Even though she arrived home much later than usual, the house was still dark and empty when Elizabeth climbed the steps that led up the front lawn. Knowing it would be a while still before her mother came home, she stopped in the kitchen long enough to make a sandwich and grab a glass of juice. She was on her way up to her room, plate balanced when the phone began to ring. Setting down the plate, she ran up the last few steps and turned to the table in the upstairs hall where the phone sat trilling loudly.
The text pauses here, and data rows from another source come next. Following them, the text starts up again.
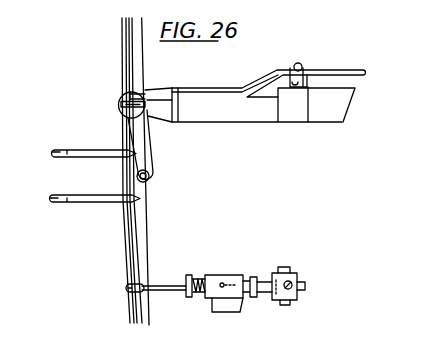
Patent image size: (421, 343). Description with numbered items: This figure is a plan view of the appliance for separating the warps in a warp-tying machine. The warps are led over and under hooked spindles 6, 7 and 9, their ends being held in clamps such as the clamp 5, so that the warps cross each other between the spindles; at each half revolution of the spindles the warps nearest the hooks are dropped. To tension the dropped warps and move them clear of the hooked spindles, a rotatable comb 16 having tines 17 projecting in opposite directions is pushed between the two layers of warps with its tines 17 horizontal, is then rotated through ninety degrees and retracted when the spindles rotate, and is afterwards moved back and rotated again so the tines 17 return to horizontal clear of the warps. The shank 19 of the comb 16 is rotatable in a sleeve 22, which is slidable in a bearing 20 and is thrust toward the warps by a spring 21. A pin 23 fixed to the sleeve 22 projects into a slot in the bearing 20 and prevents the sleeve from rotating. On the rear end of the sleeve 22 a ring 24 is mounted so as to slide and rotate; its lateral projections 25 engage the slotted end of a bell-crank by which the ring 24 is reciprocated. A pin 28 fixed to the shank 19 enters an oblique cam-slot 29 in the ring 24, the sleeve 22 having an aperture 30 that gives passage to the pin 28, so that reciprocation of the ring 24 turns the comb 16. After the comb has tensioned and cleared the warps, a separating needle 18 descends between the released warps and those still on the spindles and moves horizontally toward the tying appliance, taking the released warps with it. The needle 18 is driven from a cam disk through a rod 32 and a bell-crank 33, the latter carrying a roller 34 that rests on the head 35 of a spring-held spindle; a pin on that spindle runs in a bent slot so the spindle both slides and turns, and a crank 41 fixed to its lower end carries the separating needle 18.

The clamp 5 is at (54, 202).
The spindle 6 is at (83, 202).
The spindle 7 is at (77, 150).
The spindle 9 is at (55, 151).
The rotatable comb 16 is at (148, 294).
The tines 17 is at (130, 288).
The separating needle 18 is at (150, 176).
The shank 19 is at (158, 286).
The bearing 20 is at (227, 303).
The spring 21 is at (200, 277).
The sleeve 22 is at (254, 277).
The pin 23 is at (223, 283).
The ring 24 is at (272, 288).
The lateral projections 25 is at (290, 268).
The pin 28 is at (291, 291).
The oblique cam-slot 29 is at (292, 284).
The aperture 30 is at (305, 293).
The rod 32 is at (336, 72).
The bell-crank 33 is at (245, 93).
The roller 34 is at (118, 107).
The head 35 is at (118, 94).
The crank 41 is at (146, 142).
Thinking it was probably her mother, calling to check that she had made herself some food she was caught quite unawares when Tommy’s voice answered her hello.
When Elizabeth hadn’t turned up at school that morning his day had taken a turn for the worse. Now not only was he in the last place he wanted to be, but he was also forced to endure the company of the last person he wanted to be with. Melissa meant well he was sure; he had just really wanted to see Elizabeth and tell her what had happened on Friday night.
After two hours of Melissa’s company however, he decided to call it a day and go on home. Instead of going home though he’d gone for a walk, and found himself out at the lake where he and his dad had fished all summer. He stayed there for hours, sitting on the edge of the old pier looking out at the water.
When the afternoon light had begun to fade, he realised he’d still not spoken to Elizabeth. As much as he didn’t want to go back to the house and face his mother and her two sisters fussing around her, he was desperate to speak to Elizabeth; partly so he could tell her what had happened, partly because she must have been pretty damn annoyed he hadn’t turned up on Friday.
Guilt outweighing his grief momentarily, he jogged the rest of the way home.